Young author, strong team
The principal author is Kun Woo Cho, an undergraduate majoring in computer science and engineering. She worked with her research advisor Wenyao Xu, PhD, assistant professor in the Department of Computer Science and Engineering in UB’s School of Engineering and Applied Sciences. “This is an ongoing study on how to analyze ASD by monitoring gaze patterns. I used the Wasserstein metric, designed the system protocol, and visual stimuli using social scenes. This is teamwork, and I learned from my advisor and graduate students in the lab,” Cho said. “On all the research work, we are working together.”
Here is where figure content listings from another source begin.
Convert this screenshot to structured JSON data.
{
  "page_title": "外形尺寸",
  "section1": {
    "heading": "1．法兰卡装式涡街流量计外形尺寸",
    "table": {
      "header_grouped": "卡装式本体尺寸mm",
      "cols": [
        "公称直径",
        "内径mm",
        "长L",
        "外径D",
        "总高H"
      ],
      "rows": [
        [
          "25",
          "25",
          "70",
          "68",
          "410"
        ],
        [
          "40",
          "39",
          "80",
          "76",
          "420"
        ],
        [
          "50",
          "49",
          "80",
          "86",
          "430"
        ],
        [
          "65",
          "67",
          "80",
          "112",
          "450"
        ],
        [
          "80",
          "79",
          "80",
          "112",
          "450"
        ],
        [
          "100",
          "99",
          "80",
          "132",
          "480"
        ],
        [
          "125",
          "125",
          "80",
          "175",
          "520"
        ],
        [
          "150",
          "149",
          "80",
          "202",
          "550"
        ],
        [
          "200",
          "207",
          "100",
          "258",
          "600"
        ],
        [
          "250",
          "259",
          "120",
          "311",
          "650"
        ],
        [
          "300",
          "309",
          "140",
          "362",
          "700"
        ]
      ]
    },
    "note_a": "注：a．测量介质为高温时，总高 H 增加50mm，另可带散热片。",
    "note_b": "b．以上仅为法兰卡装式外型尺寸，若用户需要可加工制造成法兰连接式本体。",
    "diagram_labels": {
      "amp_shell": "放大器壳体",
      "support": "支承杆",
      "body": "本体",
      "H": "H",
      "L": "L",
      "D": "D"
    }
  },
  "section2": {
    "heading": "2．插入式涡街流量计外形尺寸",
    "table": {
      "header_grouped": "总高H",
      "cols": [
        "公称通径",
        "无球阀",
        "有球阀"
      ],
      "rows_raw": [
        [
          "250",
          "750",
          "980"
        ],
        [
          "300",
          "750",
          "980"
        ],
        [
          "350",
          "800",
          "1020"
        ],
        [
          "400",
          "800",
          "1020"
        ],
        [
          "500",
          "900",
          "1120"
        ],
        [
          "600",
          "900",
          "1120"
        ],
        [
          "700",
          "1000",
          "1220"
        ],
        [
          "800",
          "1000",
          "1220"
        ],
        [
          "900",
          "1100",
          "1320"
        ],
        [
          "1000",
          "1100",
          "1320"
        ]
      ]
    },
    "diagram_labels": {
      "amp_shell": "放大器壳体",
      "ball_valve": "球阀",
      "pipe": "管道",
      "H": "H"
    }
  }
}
Those lab co-workers and study co-authors are Feng Lin, PhD, research scientist, and Chen Song and Xiaowei Xu, PhD, students in UB’s Department of Computer Science and Engineering.
Eye tracking measurements
The app tracks eye movements of a child looking at pictures of social scenes — for example, those with multiple people. The eye movements of someone with ASD are often different from those of a person without autism. In the study, the app had an accuracy rating of 93.96 percent.
“Right now it is a prototype. We have to consider if other neurological conditions are included, like ADD, how that will affect the outcome,” Cho said.
The study, entitled “Gaze-Wasserstein: A Quantitative Screening Approach to Autism Spectrum Disorder,” was one of the top-ranked papers at the flagship Wireless Health conference this year, Xu said.
Social scenes elicit different gaze patterns
Autism spectrum disorder affects 1-2 people per 1,000 worldwide. The Centers for Disease Control and Prevention reports that about 1 in 68 children in the U.S. has been diagnosed with ASD.
“The beauty of the mobile app is that it can be used by parents at home to assess the risk of whether a child may have ASD,” Xu said. “This can allow families to seek therapy sooner, and improve the benefits of treatment,” he said.
The study found that photos of social scenes evoke the most dramatic differences in eye movement between children with and without ASD. The eye tracking patterns of children with ASD looking at the photos are scattered, versus a more focused pattern of children without ASD.
“We speculate that it is due to their lack of ability to interpret and understand the relationship depicted in the social scene,” Cho said.
Use of the app takes up to 54 seconds, which makes it less intrusive than other tests and valuable with children with short attention spans, Cho said.
The study included 32 children ranging in age from 2 to 10. Half of the children had been previously diagnosed with autism in accordance with DSM-V diagnostic criteria. The other half did not have ASD.
Further research will include expanding the study to another 300 to 400 children, which is about the annual enrollment for new evaluations at Children’s Guild Foundation Autism Spectrum Disorder Center at Women & Children’s Hospital of Buffalo.
Leading to a product
Xu called the research “highly interdisciplinary” because of the need for computer technology, psychology for stimuli selection and medical expertise for the application of autism screening.
“This technology fills the gap between someone suffering from autism to diagnosis and treatment,” Xu said.
Hartley-McAndrew said a lot of research is going into the use of technology to help in detecting autism. “We still don’t have a completely objective measure to diagnose ASD. The diagnosis is based on expert judgment. There are tests considered the ‘gold standards,’ but they still are somewhat subjective,” she said.
One benefit of the technology is that parents could use it at home to determine if there is a need for clinical examination. And, she said, the technology crosses cultural lines, and language is not a barrier.
“Nowadays, most people have a smartphone,” she said.